Drug dependence behavior results from complex interactions between genetic and environmental factors, and the study of epigenetics has been suggested as a potential method of better understanding these mechanisms.7 Epigenetics modulate gene expression throughout life in response to environmental exposures, such as drug consumption. Different epigenetic approaches have been used to elucidate this interaction, such as DNA methylation and histone modifications, which are associated with synaptic plasticity and memory formation, as well as with behavioral responses to drugs of abuse.8,9 DNA methylation machinery in brain regions related to reward undergo changes after cocaine exposure. These include the enzymes that catalyze DNA methylation (DNMTs) and demethylation (TETs), both able to induce stable changes in neuronal function and behavior, which are directly linked to chromatin remodeling and epigenetic modulation.9,10
Changes in genome-wide DNA methylation have been explored successfully in other psychiatric disorders, such as bipolar disorder, schizophrenia, major depression, and posttraumatic stress disorder,11,12 as well as to evaluate the correspondence between DNA methylation in brain tissue and accessible peripheral tissues (e.g., blood).13,14 Within this context, we researched DNA methylation patterns in patients with cocaine use disorder (CUD) and controls, aiming to explore this biological mechanism potentially involved with drug dependence by in silico analyses.

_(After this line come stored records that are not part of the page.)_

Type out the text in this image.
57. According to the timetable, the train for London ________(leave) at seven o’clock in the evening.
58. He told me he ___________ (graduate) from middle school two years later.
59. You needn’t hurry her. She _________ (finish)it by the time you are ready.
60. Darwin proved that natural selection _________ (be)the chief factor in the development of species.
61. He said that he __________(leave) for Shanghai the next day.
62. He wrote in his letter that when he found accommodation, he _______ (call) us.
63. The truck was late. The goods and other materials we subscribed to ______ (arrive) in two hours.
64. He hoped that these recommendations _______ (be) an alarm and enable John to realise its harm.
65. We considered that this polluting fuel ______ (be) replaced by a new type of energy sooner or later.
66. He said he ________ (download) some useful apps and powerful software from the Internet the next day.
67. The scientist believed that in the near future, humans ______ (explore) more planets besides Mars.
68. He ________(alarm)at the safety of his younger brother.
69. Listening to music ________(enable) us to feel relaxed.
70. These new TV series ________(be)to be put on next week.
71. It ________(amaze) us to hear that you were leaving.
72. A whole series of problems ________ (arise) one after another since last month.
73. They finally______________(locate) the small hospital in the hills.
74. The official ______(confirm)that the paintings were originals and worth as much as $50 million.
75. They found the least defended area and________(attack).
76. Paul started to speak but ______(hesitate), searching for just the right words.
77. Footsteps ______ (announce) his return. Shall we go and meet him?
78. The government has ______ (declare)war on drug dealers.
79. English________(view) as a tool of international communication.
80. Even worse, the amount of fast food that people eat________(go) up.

Samples were selected from the DNA Bank of the Departamento e Instituto de Psiquiatria, Faculdade de Medicina da Universidade de São Paulo (FMUSP), São Paulo, Brazil. Genomic DNA extracted from peripheral blood was selected from 23 CUD patients (originally, 24 patients were selected, but one of them was identified as being 47, XXY during the analysis and therefore excluded from the study) and 24 healthy controls, all males ranging between 23 and 29 years of age. Cases were recruited and evaluated as inpatients and outpatients from seven drug-dependence treatment clinics in São Paulo. Individuals with another psychiatric diagnosis (such as psychosis) or any chronic organic illness, such as diabetes or other metabolic disorders, were excluded. All current cocaine users then took part in a structured interview to collect data on sociodemographic characteristics, sexual behaviors, and a drug-use profile. Interviews were conducted by three researchers (experienced psychiatrists or psychologists) who had been trained to use the questionnaire. All cases met ICD-10 criteria for diagnosis of cocaine dependence and had 8-to-10-year histories of concomitant cocaine and crack dependence as well as use/abuse of other drugs, such as cannabis, solvents, heroin, and tobacco. The control group consisted of volunteer blood donors who completed a short questionnaire designed to screen for contagious diseases and use of any kind of drug. Volunteers with a history of abuse or recent contact with any potential drugs of abuse, contagious diseases, or who had any known current psychiatric condition or lifetime history of psychiatric hospitalization were not selected for this study (Table 1). A detailed description of the above groups can be found elsewhere.15,16 The study was approved by the local research ethics committee (protocol 143/13) and conducted in accordance with the Declaration of Helsinki.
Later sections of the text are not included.